I see a number of flaws in this argument:

  • Culturally conservative, working class white voters are an ever-shrinking portion of the electorate, and Democrats no longer need that block to win elections. Chris Bowers has written extensively on the creation of the new demographic coalition Obama assembled, and notes that this coalition will only grow stronger as younger, more diverse voters come of age.
  • Social conservatism is not a voting issue for minority voters, and it is repugnant to many younger voters, who make up an increasingly large share of non-white voters. Fully 40% of Millennials identify with one or another ethnic minority group. On social issues, like Prop 8, cited by Tidwell, they were the only age group to vote against the proposition. If the Republican Party becomes more conservative in order to appeal to older working class whites, they will only succeed in further alienating the next generation, who are disproportionately of color and socially progressive.

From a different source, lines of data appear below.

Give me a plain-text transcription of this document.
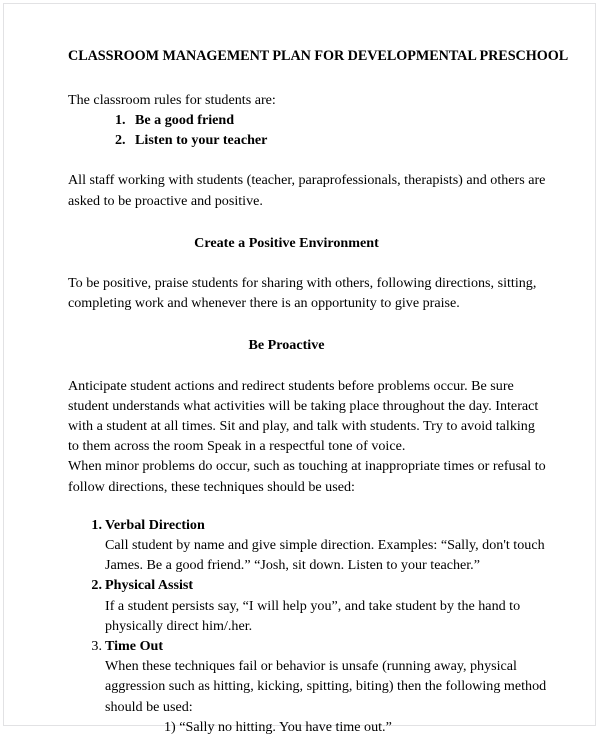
CLASSROOM MANAGEMENT PLAN FOR DEVELOPMENTAL PRESCHOOL

The classroom rules for students are:

1. Be a good friend
2. Listen to your teacher

All staff working with students (teacher, paraprofessionals, therapists) and others are asked to be proactive and positive.

Create a Positive Environment

To be positive, praise students for sharing with others, following directions, sitting, completing work and whenever there is an opportunity to give praise.

Be Proactive

Anticipate student actions and redirect students before problems occur. Be sure student understands what activities will be taking place throughout the day. Interact with a student at all times. Sit and play, and talk with students. Try to avoid talking to them across the room Speak in a respectful tone of voice.

When minor problems do occur, such as touching at inappropriate times or refusal to follow directions, these techniques should be used:

1. Verbal Direction
Call student by name and give simple direction. Examples: “Sally, don't touch James. Be a good friend.” “Josh, sit down. Listen to your teacher.”
2. Physical Assist
If a student persists say, “I will help you”, and take student by the hand to physically direct him/.her.
3. Time Out
When these techniques fail or behavior is unsafe (running away, physical aggression such as hitting, kicking, spitting, biting) then the following method should be used:

1) “Sally no hitting. You have time out.”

  • Even among younger evangelical white voters, who would presumably replace the older white working voters on the older end of the electorate, social issues like choice and LGBT rights are neither the top priority nor are younger religious whites likely to hold similar views to their parents on those issue. In fact, white evangelical youth are increasingly receptive to progressive ideas.

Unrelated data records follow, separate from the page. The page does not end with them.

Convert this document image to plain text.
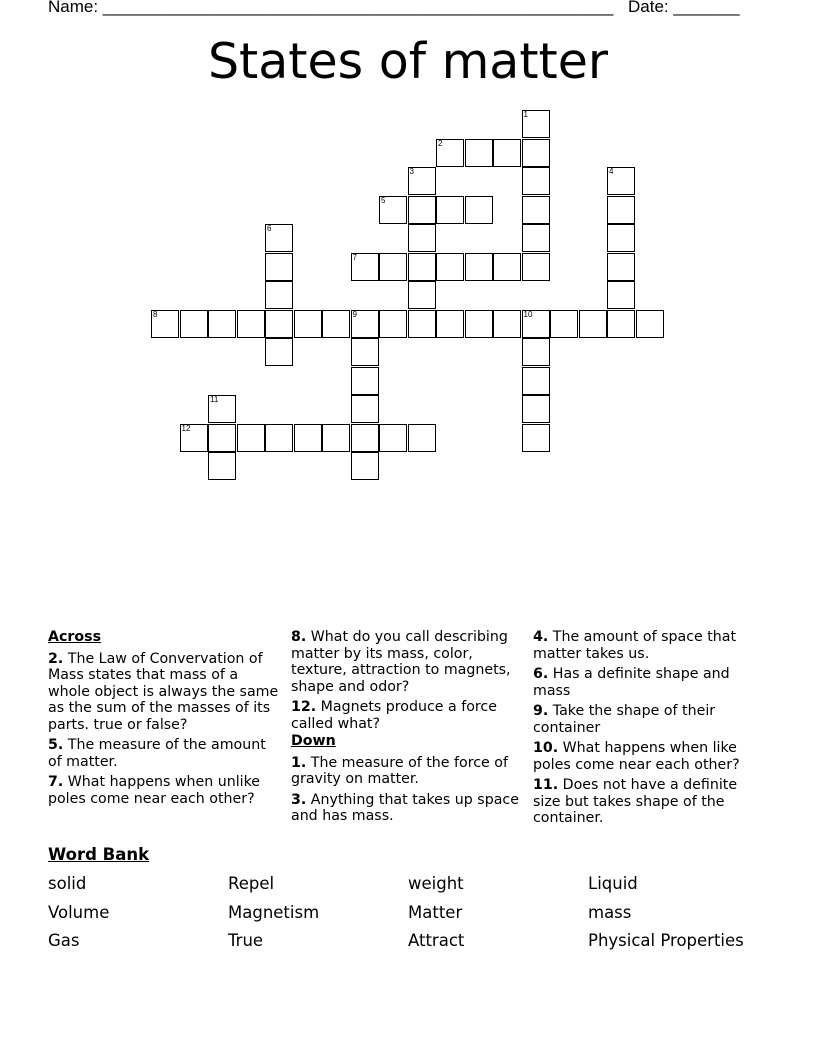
Name: ______________________________________________________ Date: _______
States of matter
1
2
3	4
5
6
7
8	9	10
11
12
Across

2. The Law of Convervation of Mass states that mass of a whole object is always the same as the sum of the masses of its parts. true or false?

5. The measure of the amount of matter.

7. What happens when unlike poles come near each other?

8. What do you call describing matter by its mass, color, texture, attraction to magnets, shape and odor?

12. Magnets produce a force called what?

Down

1. The measure of the force of gravity on matter.

3. Anything that takes up space and has mass.

4. The amount of space that matter takes us.

6. Has a definite shape and mass

9. Take the shape of their container

10. What happens when like poles come near each other?

11. Does not have a definite size but takes shape of the container.

Word Bank
solid	Repel	weight	Liquid
Volume	Magnetism	Matter	mass
Gas	True	Attract	Physical Properties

  • The GOP will never win Latino voters - especially younger Latinos - while they continue to oppose humane comprehensive immigration reform. John McCain was the standard bearer for such reform in the Republican Party. It's not clear to me how the GOP will win back Latinos - particularly younger Latinos needed to build a long-term voting block - by rejecting McCain's philosophies on immigration and spotlighting anti-choice and anti-LGBT messages.

The number of Millennials moving into the electorate is staggering: upwards of 80 - 100 million depending on how you set the boundaries. In 2008, they made up 18% of the electorate and broke 2 - 1 in favor of Democrats. As Millennials get older, they will vote in higher and higher numbers and occupy a larger and larger portion of the electorate. By 2016, they may account for 30% of the eligible electorate.

Do the math and the answer is simple: the GOP cannot climb out of its demographic hole by running to the right. The only way out will be to adapt to the current political environment and accept a wide range of progressive stances not just on social, but on economic, environmental, and foreign policy issues. If the GOP is to have a future, it's going to need to run to the left, not the right.